Opening keynote lecture

Transnational Asian Studies: Implementing an Agenda for Our Times

Prof. Dr. Claudia Derichs

Institut für Asien- und Afrikawissenschaften, HU-Berlin


Transnational, transregional, and cross-area studies are nowadays covering a significant space on the map of Area Studies. Their prominence is yet a rather recent phenomenon, given the decades of scholarship on regions and countries whose demarcation seemed to be carved in stone: Chinese Studies, Japanese Studies, Korean Studies, South Asian Studies, Southeast Asian, East Asian and Central Asian Studies mirror the perception of Asia and its scalar components. This segmentation is, until today, reflected in academic study programs, centres and departments in institutions of higher education. Implementing transnational and transregional studies is thus a task that requires stronger efforts than establishing a couple of new modules or putting together a fresh syllabus.

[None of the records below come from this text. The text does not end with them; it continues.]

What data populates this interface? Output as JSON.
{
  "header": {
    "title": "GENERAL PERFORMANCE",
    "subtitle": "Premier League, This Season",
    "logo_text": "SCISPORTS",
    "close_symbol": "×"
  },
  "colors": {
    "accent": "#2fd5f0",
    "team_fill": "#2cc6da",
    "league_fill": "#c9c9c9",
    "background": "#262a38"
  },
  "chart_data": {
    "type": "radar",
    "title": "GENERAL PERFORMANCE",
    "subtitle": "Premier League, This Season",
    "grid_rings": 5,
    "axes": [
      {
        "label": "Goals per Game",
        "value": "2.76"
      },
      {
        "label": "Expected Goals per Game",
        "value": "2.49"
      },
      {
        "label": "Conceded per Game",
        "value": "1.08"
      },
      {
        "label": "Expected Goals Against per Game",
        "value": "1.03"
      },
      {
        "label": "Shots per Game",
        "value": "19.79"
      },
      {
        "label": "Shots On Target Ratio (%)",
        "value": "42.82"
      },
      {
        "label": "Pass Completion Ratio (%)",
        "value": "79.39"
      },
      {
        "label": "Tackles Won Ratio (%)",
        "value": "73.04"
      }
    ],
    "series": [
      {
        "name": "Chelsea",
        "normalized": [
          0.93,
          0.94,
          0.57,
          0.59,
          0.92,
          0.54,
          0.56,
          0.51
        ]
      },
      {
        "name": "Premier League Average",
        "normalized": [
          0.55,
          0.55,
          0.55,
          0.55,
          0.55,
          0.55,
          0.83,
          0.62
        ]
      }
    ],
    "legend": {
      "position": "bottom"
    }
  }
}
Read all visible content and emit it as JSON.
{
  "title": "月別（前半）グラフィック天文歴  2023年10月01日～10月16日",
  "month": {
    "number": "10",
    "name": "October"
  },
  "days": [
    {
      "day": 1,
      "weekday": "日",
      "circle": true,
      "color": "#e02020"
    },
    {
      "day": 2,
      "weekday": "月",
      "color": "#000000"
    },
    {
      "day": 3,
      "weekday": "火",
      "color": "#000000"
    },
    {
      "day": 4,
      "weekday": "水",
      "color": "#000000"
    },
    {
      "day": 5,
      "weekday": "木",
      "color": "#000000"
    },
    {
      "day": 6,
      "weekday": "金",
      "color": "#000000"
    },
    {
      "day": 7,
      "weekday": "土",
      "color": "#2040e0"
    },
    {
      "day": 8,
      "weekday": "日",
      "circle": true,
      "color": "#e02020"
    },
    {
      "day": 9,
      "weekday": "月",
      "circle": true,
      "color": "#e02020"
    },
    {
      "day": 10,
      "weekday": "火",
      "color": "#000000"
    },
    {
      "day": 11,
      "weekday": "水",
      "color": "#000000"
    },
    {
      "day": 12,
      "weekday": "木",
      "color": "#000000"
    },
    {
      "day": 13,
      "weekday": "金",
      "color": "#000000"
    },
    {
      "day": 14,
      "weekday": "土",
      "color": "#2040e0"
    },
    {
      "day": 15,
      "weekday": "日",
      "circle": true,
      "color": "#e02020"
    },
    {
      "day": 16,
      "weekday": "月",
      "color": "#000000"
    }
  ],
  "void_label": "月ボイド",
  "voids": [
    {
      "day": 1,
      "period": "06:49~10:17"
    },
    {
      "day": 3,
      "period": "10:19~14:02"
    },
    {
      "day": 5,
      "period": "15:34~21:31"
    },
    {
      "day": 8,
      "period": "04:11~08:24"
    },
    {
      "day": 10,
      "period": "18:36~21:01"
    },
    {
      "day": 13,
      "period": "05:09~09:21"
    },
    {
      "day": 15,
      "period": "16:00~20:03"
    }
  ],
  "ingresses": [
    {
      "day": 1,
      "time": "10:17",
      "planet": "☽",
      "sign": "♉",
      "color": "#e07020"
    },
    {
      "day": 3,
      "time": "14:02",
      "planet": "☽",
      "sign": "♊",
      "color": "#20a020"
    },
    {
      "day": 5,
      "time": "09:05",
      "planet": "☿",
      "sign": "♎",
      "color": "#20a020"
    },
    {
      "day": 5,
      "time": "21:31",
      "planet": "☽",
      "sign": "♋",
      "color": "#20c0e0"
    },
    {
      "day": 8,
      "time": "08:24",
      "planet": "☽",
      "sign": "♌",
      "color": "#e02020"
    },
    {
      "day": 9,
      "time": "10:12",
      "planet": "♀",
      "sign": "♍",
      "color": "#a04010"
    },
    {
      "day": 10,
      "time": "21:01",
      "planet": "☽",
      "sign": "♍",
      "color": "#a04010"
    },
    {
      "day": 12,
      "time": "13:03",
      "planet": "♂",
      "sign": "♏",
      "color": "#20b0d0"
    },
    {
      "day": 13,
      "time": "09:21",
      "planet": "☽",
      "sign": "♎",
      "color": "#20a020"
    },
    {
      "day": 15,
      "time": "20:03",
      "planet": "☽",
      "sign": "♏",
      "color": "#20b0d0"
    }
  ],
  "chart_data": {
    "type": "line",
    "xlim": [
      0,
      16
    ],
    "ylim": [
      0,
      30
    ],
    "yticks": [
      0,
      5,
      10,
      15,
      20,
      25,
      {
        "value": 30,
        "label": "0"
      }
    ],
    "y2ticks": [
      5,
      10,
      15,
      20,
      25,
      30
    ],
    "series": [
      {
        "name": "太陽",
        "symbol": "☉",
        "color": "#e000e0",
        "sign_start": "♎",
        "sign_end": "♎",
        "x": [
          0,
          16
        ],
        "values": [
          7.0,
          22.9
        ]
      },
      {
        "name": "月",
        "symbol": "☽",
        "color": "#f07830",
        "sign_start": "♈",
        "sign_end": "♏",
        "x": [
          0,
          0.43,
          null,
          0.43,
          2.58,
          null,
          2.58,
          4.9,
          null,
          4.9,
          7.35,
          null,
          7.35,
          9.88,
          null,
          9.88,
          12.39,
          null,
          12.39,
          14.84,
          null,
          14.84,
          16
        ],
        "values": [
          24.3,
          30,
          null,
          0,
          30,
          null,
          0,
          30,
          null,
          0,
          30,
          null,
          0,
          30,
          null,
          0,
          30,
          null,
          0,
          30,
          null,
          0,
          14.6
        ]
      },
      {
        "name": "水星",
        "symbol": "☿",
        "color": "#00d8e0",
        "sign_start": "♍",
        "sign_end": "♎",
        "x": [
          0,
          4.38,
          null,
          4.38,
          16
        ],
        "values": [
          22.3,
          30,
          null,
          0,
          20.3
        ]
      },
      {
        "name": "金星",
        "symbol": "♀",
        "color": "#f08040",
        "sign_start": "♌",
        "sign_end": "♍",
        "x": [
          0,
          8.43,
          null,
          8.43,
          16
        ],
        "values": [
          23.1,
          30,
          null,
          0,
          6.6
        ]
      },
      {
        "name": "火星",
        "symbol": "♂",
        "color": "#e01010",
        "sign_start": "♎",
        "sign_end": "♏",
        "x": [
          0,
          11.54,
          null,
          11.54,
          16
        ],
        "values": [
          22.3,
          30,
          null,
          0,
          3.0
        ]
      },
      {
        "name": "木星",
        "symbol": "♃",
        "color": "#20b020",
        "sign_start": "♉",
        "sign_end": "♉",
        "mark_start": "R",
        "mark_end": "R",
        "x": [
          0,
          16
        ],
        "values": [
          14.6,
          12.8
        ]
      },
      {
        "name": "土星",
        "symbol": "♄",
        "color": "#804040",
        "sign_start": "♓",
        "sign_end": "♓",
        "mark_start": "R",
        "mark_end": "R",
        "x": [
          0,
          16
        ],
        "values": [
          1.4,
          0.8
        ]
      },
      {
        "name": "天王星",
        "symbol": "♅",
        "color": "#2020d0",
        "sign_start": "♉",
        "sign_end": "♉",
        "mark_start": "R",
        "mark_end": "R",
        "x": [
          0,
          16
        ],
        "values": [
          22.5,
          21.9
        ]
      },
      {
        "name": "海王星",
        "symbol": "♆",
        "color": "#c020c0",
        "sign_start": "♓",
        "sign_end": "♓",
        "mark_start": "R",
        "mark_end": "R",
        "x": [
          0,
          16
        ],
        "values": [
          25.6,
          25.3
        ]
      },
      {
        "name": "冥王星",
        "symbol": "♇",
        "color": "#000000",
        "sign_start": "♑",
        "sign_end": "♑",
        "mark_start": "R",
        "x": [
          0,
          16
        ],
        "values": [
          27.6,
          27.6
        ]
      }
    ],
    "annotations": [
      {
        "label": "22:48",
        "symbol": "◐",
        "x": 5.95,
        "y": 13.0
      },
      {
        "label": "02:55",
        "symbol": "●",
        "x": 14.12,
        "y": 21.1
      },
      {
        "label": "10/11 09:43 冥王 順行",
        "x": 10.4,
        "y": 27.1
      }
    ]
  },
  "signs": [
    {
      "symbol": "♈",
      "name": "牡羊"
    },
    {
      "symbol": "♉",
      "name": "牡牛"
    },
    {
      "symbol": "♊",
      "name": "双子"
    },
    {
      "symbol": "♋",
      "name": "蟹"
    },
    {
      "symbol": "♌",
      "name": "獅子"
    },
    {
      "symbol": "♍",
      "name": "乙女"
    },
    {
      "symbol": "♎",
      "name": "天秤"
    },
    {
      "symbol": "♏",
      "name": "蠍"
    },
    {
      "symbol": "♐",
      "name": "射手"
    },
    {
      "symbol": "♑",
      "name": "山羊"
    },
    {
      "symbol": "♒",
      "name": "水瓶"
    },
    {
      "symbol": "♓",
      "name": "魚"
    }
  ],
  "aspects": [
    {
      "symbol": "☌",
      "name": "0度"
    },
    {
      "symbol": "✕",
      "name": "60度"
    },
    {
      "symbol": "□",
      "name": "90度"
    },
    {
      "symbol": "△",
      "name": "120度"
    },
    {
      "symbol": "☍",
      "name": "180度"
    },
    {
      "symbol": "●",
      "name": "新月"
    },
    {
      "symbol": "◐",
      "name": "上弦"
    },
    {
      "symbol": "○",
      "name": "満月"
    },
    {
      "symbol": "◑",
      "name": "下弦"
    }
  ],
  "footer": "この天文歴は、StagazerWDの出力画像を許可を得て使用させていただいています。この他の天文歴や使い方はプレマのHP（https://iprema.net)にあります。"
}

The lecture reflects on what it means to conceptualize Transnational Asian Studies (TAS), what methodological challenges are to be met, and what role individual as well as collective scholarship may play in living up to TAS. It touches upon current discursive strands that articulate the demand for epistemic decolonization and a true commitment to the principle of “working with” rather than “working on” colleagues in and from Asia. It concludes with some nascent suggestions for a pro-active contribution of networks and associations such as DGA for the advancement of TAS in theory and practice.

Short Bio

Claudia Derichs, PhD, is professor of Transregional Southeast Asian Studies at the Humboldt Universität zu Berlin, Germany. She has studied Japanese and Arabic in Bonn, Tokyo and Cairo, and holds a PhD in Japanology (1994, University of Bonn, Germany). She is a member of various editorial boards, advisory boards, selection and evaluation committees, and was awarded a Heisenberg scholarship by the German Research Foundation (DFG). Her research covers political transition in Southeast Asia and the Middle East, as well as gender and development politics in Asia and the Middle East. She specializes in transregional studies and works towards new orientations in Area Studies.